Supervision in the digital era will be less forgiving of episodic compliance, outsourced accountability and opaque algorithms, Reserve Bank of India (RBI) deputy governor Swaminathan J. said on Monday, in a pointed message to banks and other regulated entities.
Speaking at the third annual global conference of the RBI’s College of Supervisors in Mumbai, Swaminathan outlined three expectations that he said supervised entities must internalize, as banking becomes more digital, interconnected, and fast-moving.
The first message was on compliance. Swaminathan cautioned banks against treating compliance as a quarter-end exercise, arguing that faster business and risk cycles demand continuous operational discipline and strong data governance through the year.
In a digital system where risks can crystallize within hours, supervisors will increasingly focus on how quickly institutions can explain anomalies and fix them. The ability to respond decisively, he said, will be seen as a marker of control maturity rather than a back-office formality.
The second message focused on third-party arrangements, a growing vulnerability as banks rely heavily on cloud providers, fintech partners and technology vendors.
“Institutions will need better oversight of partners, clearer accountability for incidents, and contracts that support audit, access, and resilience. The regulated entity cannot outsource responsibility,” Swaminathan said.
He said that third-party management must be treated squarely as risk management. Also, the cross-border element adds another layer as many providers operate globally, and incidents do not respect jurisdictional lines. The global information technology (IT) outage in July 2024 is a useful reminder, Swaminathan said, referring to a faulty software update by cybersecurity firm CrowdStrike that brought down approximately 8.5 million Microsoft Windows systems worldwide.
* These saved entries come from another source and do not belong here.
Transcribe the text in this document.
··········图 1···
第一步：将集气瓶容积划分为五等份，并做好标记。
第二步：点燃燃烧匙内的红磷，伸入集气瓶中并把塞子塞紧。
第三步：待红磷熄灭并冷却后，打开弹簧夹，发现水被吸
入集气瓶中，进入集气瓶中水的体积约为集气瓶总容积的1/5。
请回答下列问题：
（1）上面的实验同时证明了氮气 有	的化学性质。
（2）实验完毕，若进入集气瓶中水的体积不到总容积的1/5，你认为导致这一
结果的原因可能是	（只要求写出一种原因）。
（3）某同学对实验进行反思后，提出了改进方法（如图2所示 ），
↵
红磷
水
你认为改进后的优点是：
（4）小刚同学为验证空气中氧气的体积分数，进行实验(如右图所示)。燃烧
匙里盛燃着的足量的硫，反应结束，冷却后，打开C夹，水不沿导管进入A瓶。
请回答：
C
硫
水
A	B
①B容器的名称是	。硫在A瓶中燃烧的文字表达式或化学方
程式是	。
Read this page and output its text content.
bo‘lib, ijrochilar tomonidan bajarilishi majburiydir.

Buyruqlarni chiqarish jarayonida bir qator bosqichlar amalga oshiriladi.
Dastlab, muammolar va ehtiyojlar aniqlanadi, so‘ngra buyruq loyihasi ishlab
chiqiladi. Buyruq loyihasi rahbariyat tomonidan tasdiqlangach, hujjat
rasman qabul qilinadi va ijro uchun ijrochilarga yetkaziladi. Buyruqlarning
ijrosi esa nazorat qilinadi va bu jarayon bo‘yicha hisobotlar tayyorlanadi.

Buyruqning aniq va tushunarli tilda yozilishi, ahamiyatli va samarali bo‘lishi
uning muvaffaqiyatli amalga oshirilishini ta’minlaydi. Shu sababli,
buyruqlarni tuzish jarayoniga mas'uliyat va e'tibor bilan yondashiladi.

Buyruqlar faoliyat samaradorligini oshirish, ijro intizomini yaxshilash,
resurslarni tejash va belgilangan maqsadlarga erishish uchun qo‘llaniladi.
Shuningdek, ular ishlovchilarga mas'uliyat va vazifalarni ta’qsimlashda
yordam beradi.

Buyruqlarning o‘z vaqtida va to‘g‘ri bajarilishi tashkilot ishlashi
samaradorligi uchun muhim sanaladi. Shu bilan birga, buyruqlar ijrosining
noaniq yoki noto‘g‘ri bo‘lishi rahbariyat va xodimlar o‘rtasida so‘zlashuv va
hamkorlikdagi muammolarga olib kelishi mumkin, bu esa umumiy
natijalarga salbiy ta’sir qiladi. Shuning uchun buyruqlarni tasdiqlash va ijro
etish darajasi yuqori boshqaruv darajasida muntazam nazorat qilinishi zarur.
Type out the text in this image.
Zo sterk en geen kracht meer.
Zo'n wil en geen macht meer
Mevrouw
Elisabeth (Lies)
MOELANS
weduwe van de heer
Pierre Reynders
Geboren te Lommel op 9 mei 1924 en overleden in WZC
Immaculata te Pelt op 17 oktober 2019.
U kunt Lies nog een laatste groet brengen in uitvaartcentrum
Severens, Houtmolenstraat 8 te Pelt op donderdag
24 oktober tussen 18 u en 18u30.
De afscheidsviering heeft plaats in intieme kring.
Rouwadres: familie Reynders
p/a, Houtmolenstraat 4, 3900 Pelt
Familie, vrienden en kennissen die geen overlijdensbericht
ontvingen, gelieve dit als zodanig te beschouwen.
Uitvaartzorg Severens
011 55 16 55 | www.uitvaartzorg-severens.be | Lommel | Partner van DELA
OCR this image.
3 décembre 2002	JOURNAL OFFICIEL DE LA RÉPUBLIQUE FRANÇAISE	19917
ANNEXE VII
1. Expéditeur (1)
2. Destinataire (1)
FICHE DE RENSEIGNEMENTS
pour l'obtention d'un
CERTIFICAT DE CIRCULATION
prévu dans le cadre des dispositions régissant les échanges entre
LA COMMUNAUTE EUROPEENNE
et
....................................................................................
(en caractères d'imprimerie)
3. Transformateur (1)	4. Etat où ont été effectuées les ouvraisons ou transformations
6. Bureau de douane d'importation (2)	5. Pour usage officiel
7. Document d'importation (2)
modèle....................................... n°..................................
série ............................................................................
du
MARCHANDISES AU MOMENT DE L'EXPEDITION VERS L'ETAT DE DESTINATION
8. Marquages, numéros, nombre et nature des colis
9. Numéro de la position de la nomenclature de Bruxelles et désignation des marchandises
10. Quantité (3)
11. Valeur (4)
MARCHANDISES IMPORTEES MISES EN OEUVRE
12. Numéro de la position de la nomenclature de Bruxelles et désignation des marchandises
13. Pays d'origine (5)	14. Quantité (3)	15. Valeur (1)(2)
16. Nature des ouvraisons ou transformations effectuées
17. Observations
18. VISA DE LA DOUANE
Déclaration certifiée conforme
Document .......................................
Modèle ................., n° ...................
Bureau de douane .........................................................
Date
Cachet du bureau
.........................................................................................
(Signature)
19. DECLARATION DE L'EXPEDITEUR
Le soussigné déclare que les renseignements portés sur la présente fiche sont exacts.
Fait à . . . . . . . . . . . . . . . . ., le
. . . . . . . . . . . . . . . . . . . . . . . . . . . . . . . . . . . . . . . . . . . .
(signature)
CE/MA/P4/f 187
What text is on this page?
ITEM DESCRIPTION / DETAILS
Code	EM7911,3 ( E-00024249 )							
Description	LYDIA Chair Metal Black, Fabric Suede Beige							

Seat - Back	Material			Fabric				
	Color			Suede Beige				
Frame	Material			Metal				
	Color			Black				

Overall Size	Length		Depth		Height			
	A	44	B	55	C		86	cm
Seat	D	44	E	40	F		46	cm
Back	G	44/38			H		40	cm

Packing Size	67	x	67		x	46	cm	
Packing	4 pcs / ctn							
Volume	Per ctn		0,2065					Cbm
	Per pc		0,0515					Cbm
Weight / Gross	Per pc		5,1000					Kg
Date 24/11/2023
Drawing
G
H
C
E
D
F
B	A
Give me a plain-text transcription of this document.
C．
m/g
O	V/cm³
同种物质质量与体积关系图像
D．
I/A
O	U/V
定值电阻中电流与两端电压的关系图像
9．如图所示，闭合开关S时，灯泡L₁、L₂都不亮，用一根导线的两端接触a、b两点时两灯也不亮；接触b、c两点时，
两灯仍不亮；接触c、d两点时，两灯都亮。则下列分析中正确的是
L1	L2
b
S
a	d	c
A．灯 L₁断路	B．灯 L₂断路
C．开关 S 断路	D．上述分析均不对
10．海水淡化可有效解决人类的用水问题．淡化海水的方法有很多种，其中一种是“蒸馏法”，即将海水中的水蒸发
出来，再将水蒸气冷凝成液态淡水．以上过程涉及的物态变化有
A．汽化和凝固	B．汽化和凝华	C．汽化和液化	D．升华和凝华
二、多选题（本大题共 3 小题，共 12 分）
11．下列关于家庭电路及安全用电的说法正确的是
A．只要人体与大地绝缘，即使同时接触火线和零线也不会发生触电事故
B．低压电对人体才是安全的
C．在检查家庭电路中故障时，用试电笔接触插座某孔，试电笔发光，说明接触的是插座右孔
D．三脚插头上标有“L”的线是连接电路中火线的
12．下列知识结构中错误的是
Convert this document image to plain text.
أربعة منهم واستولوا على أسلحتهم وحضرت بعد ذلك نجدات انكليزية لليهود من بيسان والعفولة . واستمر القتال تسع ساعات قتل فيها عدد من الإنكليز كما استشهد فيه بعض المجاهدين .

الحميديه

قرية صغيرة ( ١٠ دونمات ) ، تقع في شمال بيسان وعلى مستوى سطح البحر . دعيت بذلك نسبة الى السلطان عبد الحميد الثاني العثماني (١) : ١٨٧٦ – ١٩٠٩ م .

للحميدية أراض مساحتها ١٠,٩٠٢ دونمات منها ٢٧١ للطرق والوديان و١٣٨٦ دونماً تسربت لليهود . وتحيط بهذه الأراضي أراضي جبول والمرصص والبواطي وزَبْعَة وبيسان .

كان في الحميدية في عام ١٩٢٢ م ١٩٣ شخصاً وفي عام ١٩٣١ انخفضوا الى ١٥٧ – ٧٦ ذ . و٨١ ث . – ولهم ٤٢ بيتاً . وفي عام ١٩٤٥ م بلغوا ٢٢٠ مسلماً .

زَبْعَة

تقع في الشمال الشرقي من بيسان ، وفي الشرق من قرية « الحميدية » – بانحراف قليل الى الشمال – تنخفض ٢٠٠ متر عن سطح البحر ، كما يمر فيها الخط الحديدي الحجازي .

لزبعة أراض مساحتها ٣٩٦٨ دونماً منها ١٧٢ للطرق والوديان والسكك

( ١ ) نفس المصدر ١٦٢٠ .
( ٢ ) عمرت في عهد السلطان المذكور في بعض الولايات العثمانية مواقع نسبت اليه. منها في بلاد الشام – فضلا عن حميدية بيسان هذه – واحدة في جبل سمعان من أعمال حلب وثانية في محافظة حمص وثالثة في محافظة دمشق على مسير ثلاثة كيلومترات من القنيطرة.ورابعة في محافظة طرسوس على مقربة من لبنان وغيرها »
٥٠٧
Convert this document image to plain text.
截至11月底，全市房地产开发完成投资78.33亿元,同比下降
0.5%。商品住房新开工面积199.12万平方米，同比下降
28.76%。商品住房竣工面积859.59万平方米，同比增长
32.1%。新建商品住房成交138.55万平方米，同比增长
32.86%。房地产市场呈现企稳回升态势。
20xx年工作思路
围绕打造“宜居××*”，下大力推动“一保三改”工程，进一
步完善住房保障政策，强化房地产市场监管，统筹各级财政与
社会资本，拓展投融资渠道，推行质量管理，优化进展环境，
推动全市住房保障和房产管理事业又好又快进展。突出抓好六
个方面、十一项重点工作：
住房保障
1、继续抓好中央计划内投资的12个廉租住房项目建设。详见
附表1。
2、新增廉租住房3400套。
“The lesson is not about any one firm, but about how quickly third-party incidents can transmit disruption at scale, including to well-run institutions. This calls for near real-time cooperation among supervisors,” he said.
The third message addressed the expanding use of artificial intelligence and analytics across banking functions, from credit underwriting to fraud detection. As these tools become more embedded, Swaminathan warned that banks should be prepared for more intensive supervisory questions on model risk, explainability, and fairness.
He said two issues deserve particular attention, one is reliance on vendor models and embedded tools, in which the institution may use the output without fully understanding the underlying engine and the second is fairness and unintended exclusion, where data proxies can produce outcomes that appear efficient but are unacceptable. “Governance is what allows innovation to scale safely.”